Fura-2 imaging demonstrates that intracellular free Ca²⁺ is decreased in TyrAG825- and increased in Nrg-1β-treated cells. A: D54 cells treated with vehicle for 12 hr have mean resting free intra-cellular calcium concentrations of 89 ± 1.1 nM (n = 154). B: D54 cells treated overnight with TyrAG825 (50 μM) had a mean resting calcium concentration of 58 ± 0.8 nM (n = 169). C: D54 cells treated overnight with Nrg-1β (80 nM) had a mean intracellular free calcium concentration of 95 ± 0.9 nM (n = 218).

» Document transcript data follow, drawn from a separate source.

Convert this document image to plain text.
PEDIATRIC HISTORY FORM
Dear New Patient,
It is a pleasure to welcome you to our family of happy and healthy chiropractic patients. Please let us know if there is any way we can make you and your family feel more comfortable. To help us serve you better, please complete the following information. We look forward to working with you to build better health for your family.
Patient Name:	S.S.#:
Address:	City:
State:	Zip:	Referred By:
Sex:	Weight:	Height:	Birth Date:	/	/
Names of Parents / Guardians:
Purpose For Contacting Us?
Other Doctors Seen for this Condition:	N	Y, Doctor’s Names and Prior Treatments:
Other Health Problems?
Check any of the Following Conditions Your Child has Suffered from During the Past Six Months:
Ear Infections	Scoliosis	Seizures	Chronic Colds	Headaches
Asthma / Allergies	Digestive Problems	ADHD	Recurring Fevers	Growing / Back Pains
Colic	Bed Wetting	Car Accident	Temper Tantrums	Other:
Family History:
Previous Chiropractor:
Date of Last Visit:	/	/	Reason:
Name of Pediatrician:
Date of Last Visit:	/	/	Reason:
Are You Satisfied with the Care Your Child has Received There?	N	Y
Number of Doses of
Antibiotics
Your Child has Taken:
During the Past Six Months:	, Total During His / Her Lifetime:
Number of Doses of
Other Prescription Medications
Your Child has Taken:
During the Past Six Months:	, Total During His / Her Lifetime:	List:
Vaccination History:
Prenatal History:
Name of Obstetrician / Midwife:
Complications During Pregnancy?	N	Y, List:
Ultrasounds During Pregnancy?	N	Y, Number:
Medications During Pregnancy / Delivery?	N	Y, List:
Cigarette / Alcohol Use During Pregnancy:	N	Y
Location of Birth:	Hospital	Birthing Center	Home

D: Overlay of the bar graphs in A—C demonstrate the shift in mean intracellular calcium concentrations in the three different treatment conditions. *P < 0.05, **P < 0.001.

Fig. 7

Whole-cell recording parameters are unchanged in TyrAG825- and Nrg-β1-treated cells. A: Representative examples of whole-cell currents evoked from stepping the membrane from 0 to 100 mV from a holding potential of –40 mV under each treatment condition. B: I-V plot of peak current in each treatment condition. C: Plot of the mean current density (pA/pF) of control, Nrg-1β and TyrAG825-treated cells. D: Plot of the mean resting membrane potential (mV) of cells in each treatment condition. Note that the more hyperpolarized potentials are toward the top of the graph.

Fig. 8

The shift in BK activation threshold in treated cells is lost when [Ca²⁺]_i is controlled. A: Current responses at five different voltages from representative inside-out patch recordings of control, TyrAG825-treated (50 μM), and Nrg-1β-treated (80 nM) cells in the absence of extracellular Ca²⁺. B: Plot of the mean conductance (pS) from several cells under each condition as a function of voltage (mV). Data points are the mean ± SE, and n = the number of cells under each condition.